Similar to Roberts and Sneller (2020), I do not find it very helpful to try to classify the five problems by Weinreich et al. (1968) according to the schema proposed by Tinbergen (1963). Despite the apparent systematicity of the latter, I find the schema hard to apply to concrete problems.
As yet another example for an attempt to systematize linguistic endeavor by stating problems, Eugenio Coseriu (1921-2002, see Coseriu, 1973, 65f) suggested to distinguish three basic problems of language change, namely
(a)the rational problem of change (“problema racional del cambio”),(b)the general problem of change events (“problema general de los cambios”), and(c)the historical problem of a given change (“problema histórico de tal cambio determinado”).
These problems can again be represented by certain questions, as indicated by Coseriu himself.

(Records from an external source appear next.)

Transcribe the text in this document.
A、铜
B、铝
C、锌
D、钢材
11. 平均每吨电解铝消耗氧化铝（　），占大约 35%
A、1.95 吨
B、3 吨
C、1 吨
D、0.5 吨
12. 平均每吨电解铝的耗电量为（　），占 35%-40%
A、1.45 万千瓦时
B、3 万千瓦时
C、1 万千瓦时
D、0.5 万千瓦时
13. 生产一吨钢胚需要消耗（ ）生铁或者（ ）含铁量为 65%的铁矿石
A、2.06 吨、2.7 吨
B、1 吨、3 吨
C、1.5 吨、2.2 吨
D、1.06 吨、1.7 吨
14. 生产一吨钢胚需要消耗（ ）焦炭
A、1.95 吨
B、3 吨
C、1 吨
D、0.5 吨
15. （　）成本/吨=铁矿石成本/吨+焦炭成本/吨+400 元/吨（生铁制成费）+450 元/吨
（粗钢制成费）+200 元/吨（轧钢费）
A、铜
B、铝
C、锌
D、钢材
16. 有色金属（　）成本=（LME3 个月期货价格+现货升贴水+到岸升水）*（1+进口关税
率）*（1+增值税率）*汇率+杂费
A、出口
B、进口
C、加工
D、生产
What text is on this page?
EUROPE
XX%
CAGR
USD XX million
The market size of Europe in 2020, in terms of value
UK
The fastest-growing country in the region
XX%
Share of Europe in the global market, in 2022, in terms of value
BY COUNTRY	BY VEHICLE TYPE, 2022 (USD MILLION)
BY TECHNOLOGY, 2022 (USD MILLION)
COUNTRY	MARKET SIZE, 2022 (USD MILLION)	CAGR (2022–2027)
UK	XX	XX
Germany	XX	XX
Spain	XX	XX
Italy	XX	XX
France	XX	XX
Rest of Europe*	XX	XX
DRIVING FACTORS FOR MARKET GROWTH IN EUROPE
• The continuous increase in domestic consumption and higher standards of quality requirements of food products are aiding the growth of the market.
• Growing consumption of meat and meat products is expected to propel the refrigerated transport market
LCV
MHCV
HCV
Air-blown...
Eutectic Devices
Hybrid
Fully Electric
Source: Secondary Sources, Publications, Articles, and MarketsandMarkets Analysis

The rational problem asks why languages change after all (“¿por que cambian las lenguas?”). This question does not find a counterpart in the list of problems proposed by Weinreich et al. (1968), where language change has been taken for granted, and the goal is to investigate and describe the phenomenon. As Coseriu emphasizes himself, the problem is of a chiefly theoretical nature and cannot be resolved by identifying all causes for particular changes that can be observed for particular languages (ibid. 66f), but rather addresses the deeper question of why mutability is one of the fundamental characteristics of language (68f). Coseriu himself sees the reason for the mutable character of language as a result of the fact that languages is constantly recreated, not only when being learned by speakers, but also when being applied by them (69f).
The second problem of Coseriu is similar to the actuation problem by Weinreich et al. (1968), addressing the question in which conditions certain changes occur (“¿en qué condiciones suelen occurrir cambios en las lenguas?”). In Coseriu’s view, this problem is a problem of general linguistics in the sense that general linguistics deals with linguistic phenomena independently of particular languages. Particular changes in particular languages, finally, are addressed by the third problem, which Coseriu calls historical, emphasizing the individual character of investigating particular changes in particular languages.
Coseriu’s strict distinction between general problems in linguistics on the one hand and historical problems on the other hand finds a very close counterpart in the distinction between p(articular language)-linguistics and g(eneral) linguistics by Haspelmath (2020, 5), where a distinction between the investigation of language as a general communication system and the investigation of individual languages is made (see also Haspelmath, 2019).
Judging from numerous discussions with colleagues, distinguishing questions applying to individual languages and language families from questions applying to language in general (as a system of human communication) constitutes a much more important systematization of problems than the attempts by Weinreich et al. and Tinbergen. The failure to distinguish questions pertaining to particular languages and questions pertaining to language in general has led to many misunderstandings in the field of comparative linguistics. In my own research, it has happened quite a few times that scholars who reviewed my work were asking me to test new methods which I had designed to account for general problems of spoken languages against methods that could only solve problems for particular languages.
Hilbert problems
At the end of 2018, students from the Universidad de Buenos Aires asked me about the biggest challenges for computational historical linguistics. Inspired by this discussion, I decided to make a short list of tasks that I consider challenging, but of which I still think could be solved some time in the nearer or farther future.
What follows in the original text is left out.